Difetto fondamentale di “MultipleX” è la scrittura: praticamente non c’è script o almeno non c’è uno script che possa definirsi tale in maniera professionale. Il film segue una struttura che ricalca il classico gioco del gatto col topo e lascia completamente da parte ogni tentativo di caratterizzare i personaggi, approfondirli, dar loro un background e, quindi, fare in modo che lo spettatore si affezioni un minimo a loro. Piuttosto i giovanotti e l’assassino che popolano il film dicono e fanno cose stupide e insensate, a cominciare dall’assunto di base di farsi chiudere in un multisala di notte e passare il tempo a giocare a nascondino. Cioè, farsi chiudere in un cinema non è come farsi chiudere in, che so, un supermercato, dove ognuno di noi almeno una volta da bambino ha
fantasticato di ritrovarsi di notte per spassarsela con tutto quello che c’è dentro. In un cinema, di notte, non è che ti puoi vedere i film gratis, quindi che fai? E qui viene l’intuizione demenziale: giochi a nascondino, no! Sei ventenni che decidono di farsi chiudere in un cinema di notte per giocare a nascondino. Basta questo dettaglio della trama per rendersi conto che “MultipleX” ha dei problemi gravi proprio alla sua base, gli manca la credibilità, le fondamenta e come ogni costruzione così fragile ci mette poco a crollare. E allora via con dialoghi assurdamente scemi e improbabili (“Dal getto della tua pipì pensavo fossi un maschio”, dice il guardiano con tono minaccioso a una delle protagoniste che esce dal bagno) e scene involontariamente ridicole che non riescono a far prendere sul serio neanche in un momento un film che invece ironico non vorrebbe essere.
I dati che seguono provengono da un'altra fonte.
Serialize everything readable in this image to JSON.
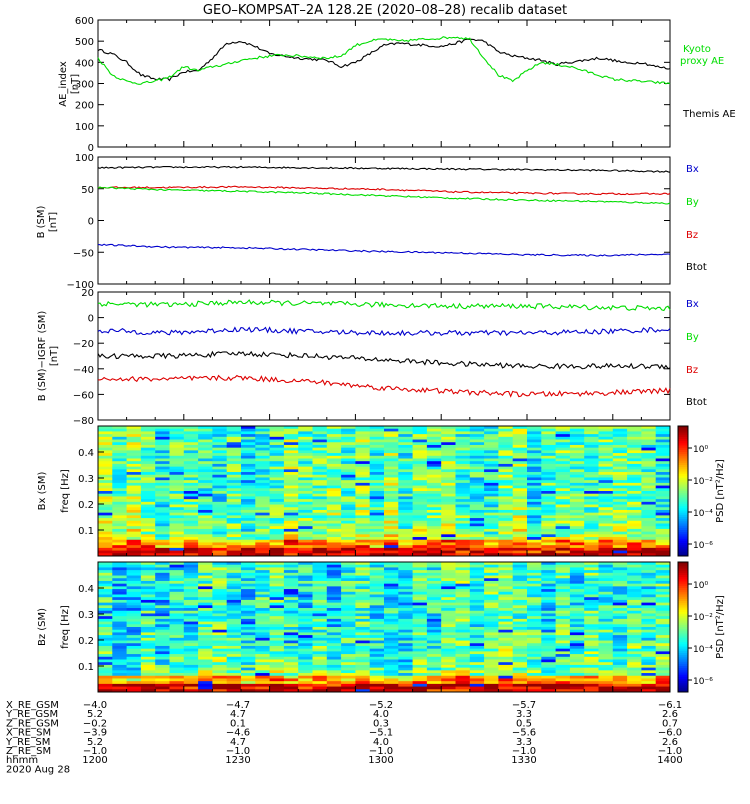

Ma poi ci accorgiamo che anche la fotografia costantemente grigiastra stona, le musiche di Claudio Simonetti risultano anonime, il ritmo è si sostenuto ma la narrazione dannatamente ripetitiva lo annulla e gli attori non sono mai davvero memorabili. Se comunque si salvano mettendoci vistosamente impegno le ragazze Laura Adriani (“I Cesaroni”), Lavinia Guglielman (“Distretto di polizia”) e Giulia Morgani (“P.O.E. – Poetry of Eerie”), gli altri lasciano abbastanza a desiderare, in particolare Federico Palmieri che interpreta uno psicopatico davvero poco credibile e per nulla minaccioso. Anche il colpo di scena finale lascia molto interdetti, aprendo ulteriori voragini di sceneggiatura piuttosto che sorprendere.
Insomma, “MultipleX” risulta davvero deludente, un prodotto approssimativo in ogni sua componente che vorrebbe essere il “Demoni” dei giorni nostri ma finisce a somigliare più a “In the Market” di Lorenzo Lombardi che al bel film di Lamberto Bava.